AFRICA/ETIOPIA - Appello per tutelare i profughi eritrei ridotti alla fame nel Tigray

sabato, 14 novembre 2020 diritti umani   rifugiati   povertà   fame  

Addis Abeba (Agenzia Fides) - I profughi eritrei che vivono nel Tigray, la regione settentrionale dell’Etiopia, deve essere riconosciuto uno status giuridico che li tuteli. È quanto chiede abba Mussie Zerai, sacerdote dell’eparchia di Asmara, da sempre impegnato nella tutela dei migranti. «Nel Tigray - spiega all'Agenzia Fides - vagano migliaia di eritrei spesso ridotti alla fame, esposti a ogni forma di sfruttamento e abusi. Questa situazione sta aumentando la disperazione creando le condizioni per coloro che trafficano gli esseri umani, l’esodo verso il Sudan e Libia va aumentando tutto a causa delle pessime condizioni di non accoglienza che trovano oggi in Etiopia».

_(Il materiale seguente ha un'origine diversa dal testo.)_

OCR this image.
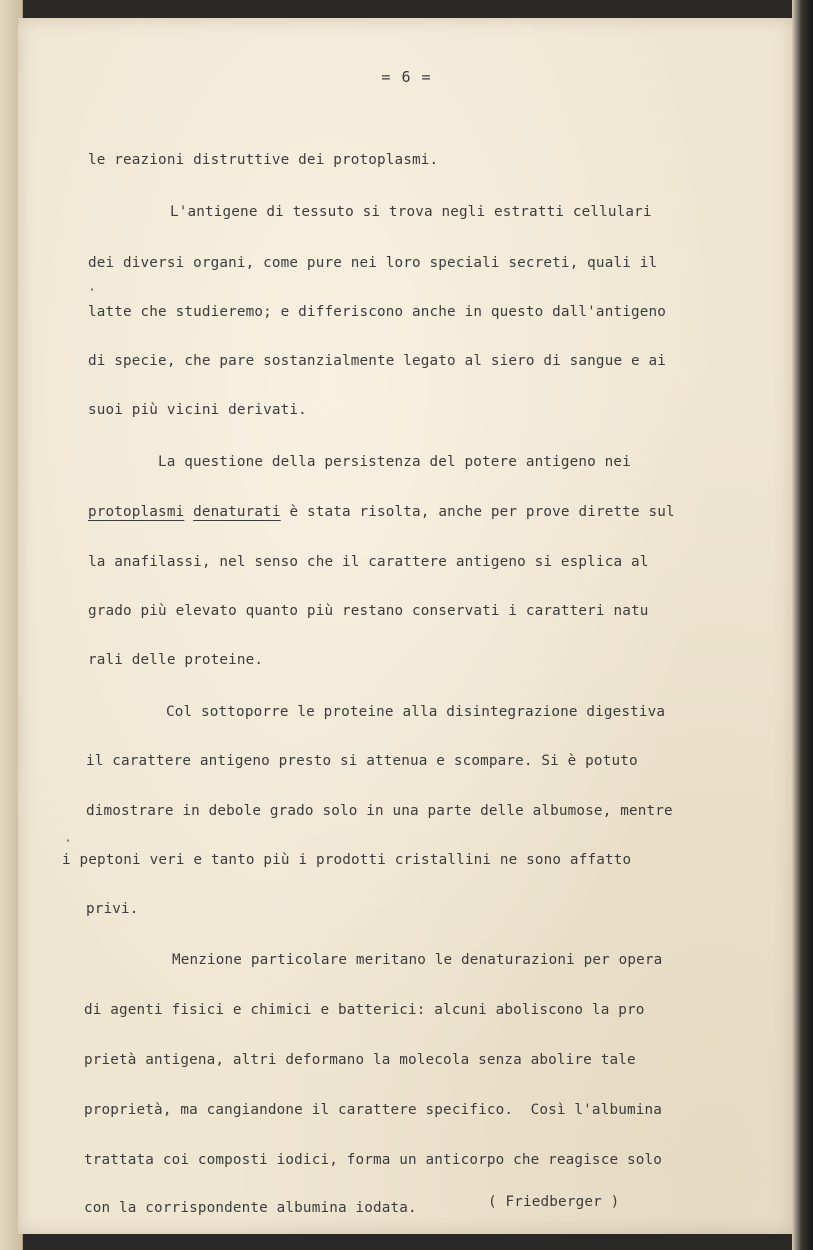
= 6 =
le reazioni distruttive dei protoplasmi.
L'antigene di tessuto si trova negli estratti cellulari
dei diversi organi, come pure nei loro speciali secreti, quali il
latte che studieremo; e differiscono anche in questo dall'antigeno
di specie, che pare sostanzialmente legato al siero di sangue e ai
suoi più vicini derivati.
La questione della persistenza del potere antigeno nei
protoplasmi denaturati è stata risolta, anche per prove dirette sul
la anafilassi, nel senso che il carattere antigeno si esplica al
grado più elevato quanto più restano conservati i caratteri natu
rali delle proteine.
Col sottoporre le proteine alla disintegrazione digestiva
il carattere antigeno presto si attenua e scompare. Si è potuto
dimostrare in debole grado solo in una parte delle albumose, mentre
i peptoni veri e tanto più i prodotti cristallini ne sono affatto
privi.
Menzione particolare meritano le denaturazioni per opera
di agenti fisici e chimici e batterici: alcuni aboliscono la pro
prietà antigena, altri deformano la molecola senza abolire tale
proprietà, ma cangiandone il carattere specifico.  Così l'albumina
trattata coi composti iodici, forma un anticorpo che reagisce solo
con la corrispondente albumina iodata.	( Friedberger )
·
·
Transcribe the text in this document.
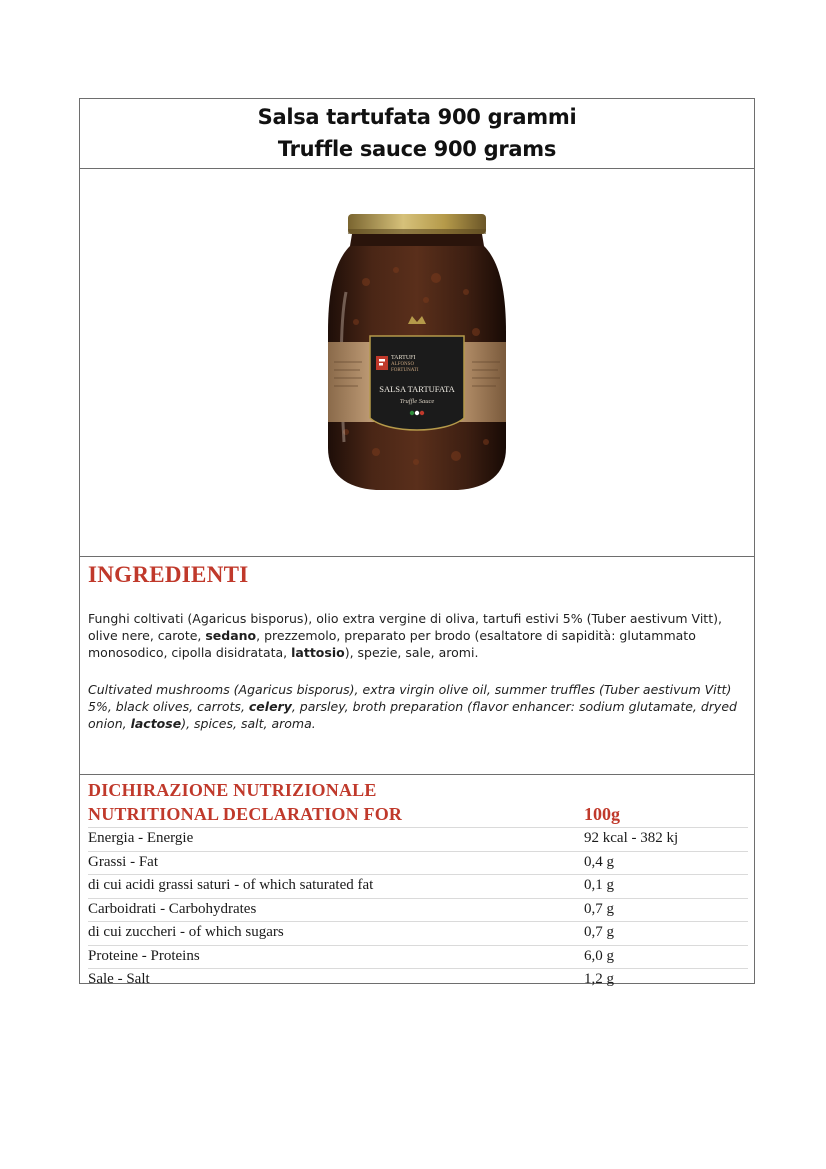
Salsa tartufata 900 grammi
Truffle sauce 900 grams
TARTUFI
ALFONSO
FORTUNATI
SALSA TARTUFATA
Truffle Sauce
INGREDIENTI

Funghi coltivati (Agaricus bisporus), olio extra vergine di oliva, tartufi estivi 5% (Tuber aestivum Vitt), olive nere, carote, sedano, prezzemolo, preparato per brodo (esaltatore di sapidità: glutammato monosodico, cipolla disidratata, lattosio), spezie, sale, aromi.

Cultivated mushrooms (Agaricus bisporus), extra virgin olive oil, summer truffles (Tuber aestivum Vitt) 5%, black olives, carrots, celery, parsley, broth preparation (flavor enhancer: sodium glutamate, dryed onion, lactose), spices, salt, aroma.

DICHIRAZIONE NUTRIZIONALE
NUTRITIONAL DECLARATION FOR	100g
Energia - Energie	92 kcal - 382 kj
Grassi - Fat	0,4 g
di cui acidi grassi saturi - of which saturated fat	0,1 g
Carboidrati - Carbohydrates	0,7 g
di cui zuccheri - of which sugars	0,7 g
Proteine - Proteins	6,0 g
Sale - Salt	1,2 g
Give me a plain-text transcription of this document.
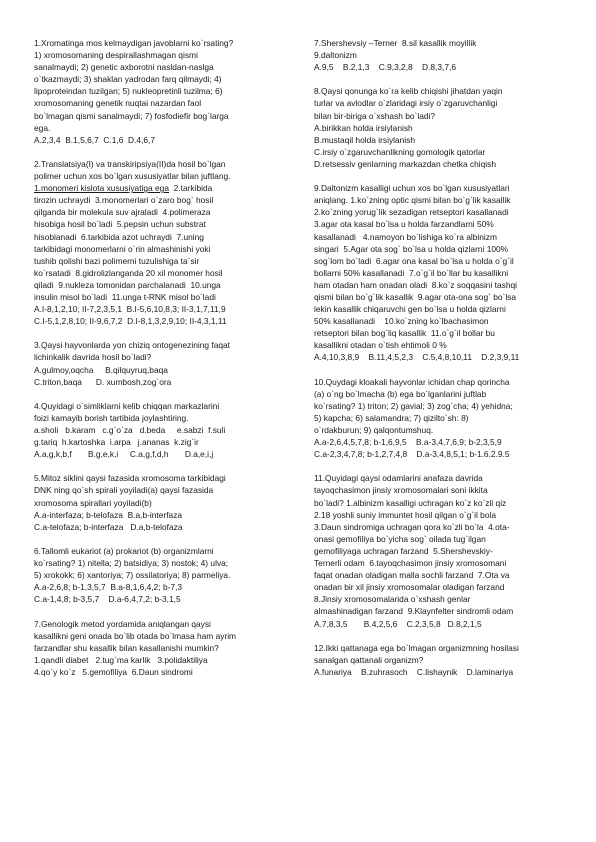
1.Xromatinga mos kelmaydigan javoblarni ko`rsating?
1) xromosomaning despirallashmagan qismi
sanalmaydi; 2) genetic axborotni nasldan-naslga
o`tkazmaydi; 3) shaklan yadrodan farq qilmaydi; 4)
lipoproteindan tuzilgan; 5) nukleopretinli tuzilma; 6)
xromosomaning genetik nuqtai nazardan faol
bo`lmagan qismi sanalmaydi; 7) fosfodiefir bog`larga
ega.
A.2,3,4  B.1,5,6,7  C.1,6  D.4,6,7
2.Translatsiya(I) va transkiripsiya(II)da hosil bo`lgan
polimer uchun xos bo`lgan xususiyatlar bilan juftlang.
1.monomeri kislota xususiyatiga ega  2.tarkibida
tirozin uchraydi  3.monomerlari o`zaro bog` hosil
qilganda bir molekula suv ajraladi  4.polimeraza
hisobiga hosil bo`ladi  5.pepsin uchun substrat
hisoblanadi  6.tarkibida azot uchraydi  7.uning
tarkibidagi monomerlarni o`rin almashinishi yoki
tushib qolishi bazi polimerni tuzulishiga ta`sir
ko`rsatadi  8.gidrolizlanganda 20 xil monomer hosil
qiladi  9.nukleza tomonidan parchalanadi  10.unga
insulin misol bo`ladi  11.unga t-RNK misol bo`ladi
A.I-8,1,2,10; II-7,2,3,5,1  B.I-5,6,10,8,3; II-3,1,7,11,9
C.I-5,1,2,8,10; II-9,6,7,2  D.I-8,1,3,2,9,10; II-4,3,1,11
3.Qaysi hayvonlarda yon chiziq ontogenezining faqat
lichinkalik davrida hosil bo`ladi?
A.gulmoy,oqcha     B.qilquyruq,baqa
C.triton,baqa      D. xumbosh,zog`ora
4.Quyidagi o`simliklarni kelib chiqqan markazlarini
foizi kamayib borish tartibida joylashtiring.
a.sholi   b.karam   c.g`o`za   d.beda     e.sabzi  f.suli
g.tariq  h.kartoshka  i.arpa   j.ananas  k.zig`ir
A.a,g,k,b,f       B.g,e,k,i     C.a,g,f,d,h       D.a,e,i,j
5.Mitoz siklini qaysi fazasida xromosoma tarkibidagi
DNK ning qo`sh spirali yoyiladi(a) qaysi fazasida
xromosoma spirallari yoyiladi(b)
A.a-interfaza; b-telofaza  B.a,b-interfaza
C.a-telofaza; b-interfaza   D.a,b-telofaza
6.Tallomli eukariot (a) prokariot (b) organizmlarni
ko`rsating? 1) nitella; 2) batsidiya; 3) nostok; 4) ulva;
5) xrokokk; 6) xantoriya; 7) ossilatoriya; 8) parmeliya.
A.a-2,6,8; b-1,3,5,7  B.a-8,1,6,4,2; b-7,3
C.a-1,4,8; b-3,5,7    D.a-6,4,7,2; b-3,1,5
7.Genologik metod yordamida aniqlangan qaysi
kasallikni geni onada bo`lib otada bo`lmasa ham ayrim
farzandlar shu kasallik bilan kasallanishi mumkin?
1.qandli diabet   2.tug`ma karlik   3.polidaktiliya
4.qo`y ko`z   5.gemofiliya  6.Daun sindromi
7.Shershevsiy –Terner  8.sil kasallik moyillik
9.daltonizm
A.9,5    B.2,1,3    C.9,3,2,8    D.8,3,7,6
8.Qaysi qonunga ko`ra kelib chiqishi jihatdan yaqin
turlar va avlodlar o`zlaridagi irsiy o`zgaruvchanligi
bilan bir-biriga o`xshash bo`ladi?
A.birikkan holda irsiylanish
B.mustaqil holda irsiylanish
C.irsiy o`zgaruvchanlikning gomologik qatorlar
D.retsessiv genlarning markazdan chetka chiqish
9.Daltonizm kasalligi uchun xos bo`lgan xususiyatlari
aniqlang. 1.ko`zning optic qismi bilan bo`g`lik kasallik
2.ko`zning yorug`lik sezadigan retseptori kasallanadi
3.agar ota kasal bo`lsa u holda farzandlarni 50%
kasallanadi   4.namoyon bo`lishiga ko`ra albinizm
singari  5.Agar ota sog` bo`lsa u holda qizlarni 100%
sog`lom bo`ladi  6.agar ona kasal bo`lsa u holda o`g`il
bollarni 50% kasallanadi  7.o`g`il bo`llar bu kasallikni
ham otadan ham onadan oladi  8.ko`z soqqasini tashqi
qismi bilan bo`g`lik kasallik  9.agar ota-ona sog` bo`lsa
lekin kasallik chiqaruvchi gen bo`lsa u holda qizlarni
50% kasallanadi    10.ko`zning ko`lbachasimon
retseptori bilan bog`liq kasallik  11.o`g`il bollar bu
kasallikni otadan o`tish ehtimoli 0 %
A.4,10,3,8,9    B.11,4,5,2,3    C.5,4,8,10,11    D.2,3,9,11
10.Quydagi kloakali hayvonlar ichidan chap qorincha
(a) o`ng bo`lmacha (b) ega bo`lganlarini juftlab
ko`rsating? 1) triton; 2) gavial; 3) zog`cha; 4) yehidna;
5) kapcha; 6) salamandra; 7) qizilto`sh: 8)
o`rdakburun; 9) qalqontumshuq.
A.a-2,6,4,5,7,8; b-1,6,9,5    B.a-3,4,7,6,9; b-2,3,5,9
C.a-2,3,4,7,8; b-1,2,7,4,8    D.a-3,4,8,5,1; b-1.6.2.9.5
11.Quyidagi qaysi odamlarini anafaza davrida
tayoqchasimon jinsiy xromosomalari soni ikkita
bo`ladi? 1.albinizm kasalligi uchragan ko`z ko`zli qiz
2.18 yoshli suniy immuntet hosil qilgan o`g`il bola
3.Daun sindromiga uchragan qora ko`zli bo`la  4.ota-
onasi gemofiliya bo`yicha sog` oilada tug`ilgan
gemofiliyaga uchragan farzand  5.Shershevskiy-
Ternerli odam  6.tayoqchasimon jinsiy xromosomani
faqat onadan oladigan malla sochli farzand  7.Ota va
onadan bir xil jinsiy xromosomalar oladigan farzand
8.Jinsiy xromosomalarida o`xshash genlar
almashinadigan farzand  9.Klaynfelter sindromli odam
A.7,8,3,5       B.4,2,5,6    C.2,3,5,8   D.8,2,1,5
12.Ikki qattanaga ega bo`lmagan organizmning hosilasi
sanalgan qattanali organizm?
A.funariya    B.zuhrasoch    C.lishaynik    D.laminariya
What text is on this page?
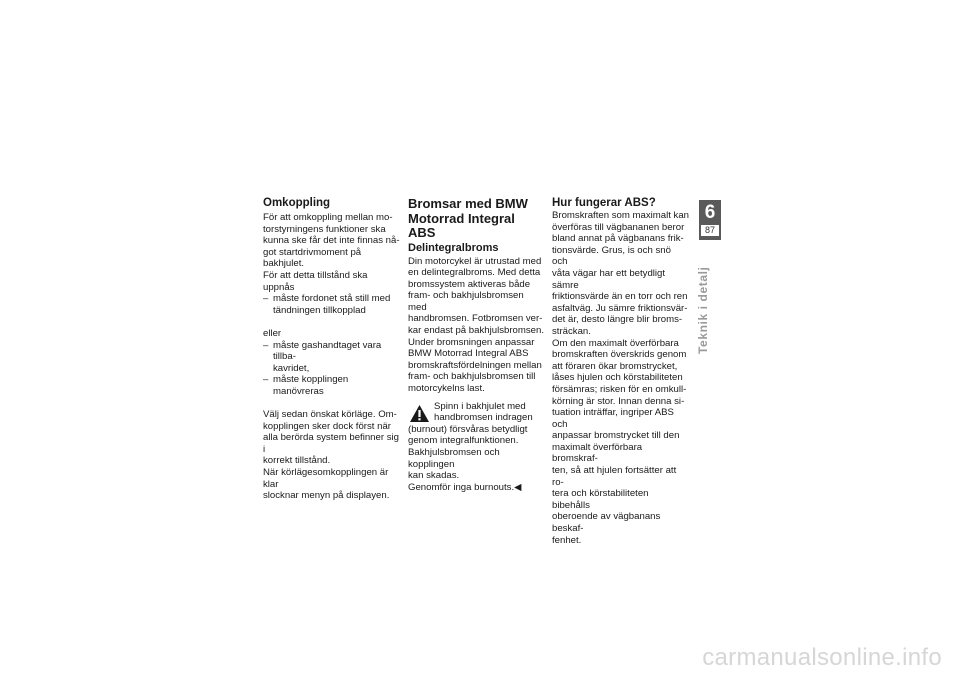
Omkoppling

För att omkoppling mellan mo-
torstyrningens funktioner ska
kunna ske får det inte finnas nå-
got startdrivmoment på bakhjulet.
För att detta tillstånd ska uppnås

– måste fordonet stå still med
tändningen tillkopplad

eller

– måste gashandtaget vara tillba-
kavridet,

– måste kopplingen manövreras

Välj sedan önskat körläge. Om-
kopplingen sker dock först när
alla berörda system befinner sig i
korrekt tillstånd.
När körlägesomkopplingen är klar
slocknar menyn på displayen.

Bromsar med BMW
Motorrad Integral ABS
Delintegralbroms

Din motorcykel är utrustad med
en delintegralbroms. Med detta
bromssystem aktiveras både
fram- och bakhjulsbromsen med
handbromsen. Fotbromsen ver-
kar endast på bakhjulsbromsen.
Under bromsningen anpassar
BMW Motorrad Integral ABS
bromskraftsfördelningen mellan
fram- och bakhjulsbromsen till
motorcykelns last.

Spinn i bakhjulet med
handbromsen indragen

(burnout) försvåras betydligt
genom integralfunktionen.
Bakhjulsbromsen och kopplingen
kan skadas.
Genomför inga burnouts.◀

Hur fungerar ABS?

Bromskraften som maximalt kan
överföras till vägbananen beror
bland annat på vägbanans frik-
tionsvärde. Grus, is och snö och
våta vägar har ett betydligt sämre
friktionsvärde än en torr och ren
asfaltväg. Ju sämre friktionsvär-
det är, desto längre blir broms-
sträckan.
Om den maximalt överförbara
bromskraften överskrids genom
att föraren ökar bromstrycket,
låses hjulen och körstabiliteten
försämras; risken för en omkull-
körning är stor. Innan denna si-
tuation inträffar, ingriper ABS och
anpassar bromstrycket till den
maximalt överförbara bromskraf-
ten, så att hjulen fortsätter att ro-
tera och körstabiliteten bibehålls
oberoende av vägbanans beskaf-
fenhet.

6
87
Teknik i detalj
carmanualsonline.info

All’Unione Europea, abba Mussie chiede di «investire risorse per rendere dignitosa l’accoglienza di questi profughi eritrei in Etiopia garantendo accesso al diritto di asilo, accesso allo studio, alle cure mediche, al lavoro». «Questo è il modo migliore - continua - per aiutare e accogliere i profughi vicino a casa loro. Altrimenti l’esodo verso l’Europa aumenterà con il triste conteggio di morti nel deserto e nel Mare Mediterraneo».
Secondo il sacerdote eritreo, servirebbe un intervento diplomatico per sollecitare il governo etiope a tutelare i diritti, rilasciando un permesso di soggiorno a chi vive fuori dai campi profughi. Visto che la nuova policy è di non accogliere i civili nei campi profughi, molte donne e bambini sono senza tutela, senza alloggio in pieno emergenza coronavirus.
«In generale - osserva - il governo locale e le comunità della popolazione locale sono molto accoglienti, solidali e collabora in spirito fraterno con i profughi. Questo deve essere apprezzato. La situazione sul campo è però drammatica».
Molti eritrei soffrono di patologie croniche gravi (diabete, problemi cardiaci, malnutrizione, ecc.). Ci sono molte persone che accusano problemi mentali. Tutti non hanno materiale per proteggersi dal Covid-19. «La situazione più critica - continua il sacerdote - è quella dei bambini e delle bambine. Molti di essi sono abbandonati a se stessi. Non hanno figure che possono aiutarli. Non vanno a scuola, bevono alcolici, fumano, molte ragazze rimangono incinte.
«Oltre alla registrazione e al riconoscimento dello status dei rifugiati, che assicurerebbe ai profughi, sicurezza - osserva abba Mussie - è necessario garantire loro materiali (cibo, ripari, ecc.) per tutelarli e assistenza medica e psicologica. I ragazzi e le ragazze vanno aiutati a crescere secondo principi sani. Faccio appello a tutte le istituzioni dell'Alto Commissariato Onu per il Rifugiati e al governo etiope perché si attivino tutti gli strumenti utili per alleviare le sofferenze di questi profughi molto vulnerabili».